I grew up in a small Texas town, and I never really left.
Sure, I’ve traveled. I’ve seen other skies and walked other streets. But there’s something about a town where you know the streets and the people on them that stays with you. Where your story is stitched together with Friday night lights, early morning coffee shop chatter, and generations of familiar faces.
This is the place where I grew up, fell down, found my footing, and raised my children.
And let me tell you, there’s nothing small about a small town.
The spirit? It’s HUGE.
It swells in your chest during a homecoming pep rally or a playoff game under those blazing stadium lights. It’s painted on storefront windows in school colors, and it waves proudly from the bleachers with pom-poms and cowbells. There’s a rhythm to the year here, football season, stock show time, the parade route marked in chalk and tradition.
But it’s more than just school pride. It’s community in the truest sense.
It’s your neighbor bringing over a casserole when they hear you’ve had a tough week. It’s someone pulling your trash can back up from the curb just because they noticed you forgot. It’s being able to run into the post office, grocery store, or that one breakfast spot (you know the one), and guaranteed, you’ll see someone you know, and you’ll stop for a hug, a laugh, or just a “how are y’all holding up?”
It’s not about being in everyone’s business, it’s about everyone being in it together.
We raise our kids here with that same sense of belonging. They grow up with second moms and bonus grandparents all around them. Teachers who taught us are now teaching them. And whether it’s a scraped knee, a ride to practice, or someone to cheer from the sidelines our people show up.
That’s just what we do.
And the friendships? Oh, they run deep. The kind that stretch across years, states, and seasons of life. We may scatter, but our hearts stay rooted. Bound together by childhood sleepovers, Sunday service, dance recitals, after school sports and those long summer nights when the air buzzes with crickets and possibility.

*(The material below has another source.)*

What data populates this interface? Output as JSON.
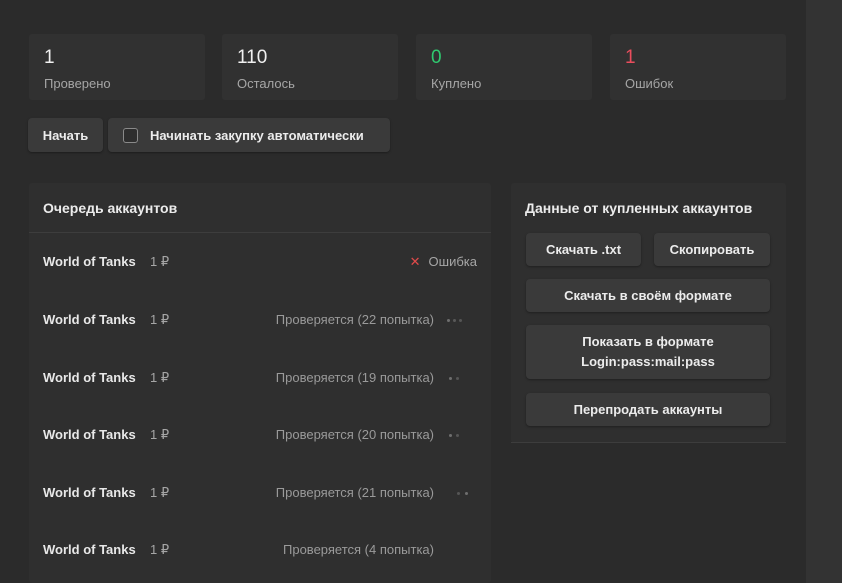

It’s not always perfect. Sometimes small towns feel… small. But even in the hard moments, there’s a comfort in knowing your people are just down the road, or across the bleachers, or pulling into the same gas station with a wave and a smile.
Because here in this little Texas town we don’t just live next to each other.
We belong to each other.
And that, my friends, is a kind of wealth the world doesn’t always understand.
So here’s to where the roots run deep.
To the places that raised us, and the people who still know our childhood nicknames.
To the dusty roads, the giant skies, and the kind of spirit you carry wherever life takes you.
I wouldn’t trade it for anything.
Marly Unmarginated, homegrown, heart-full, and proud of it.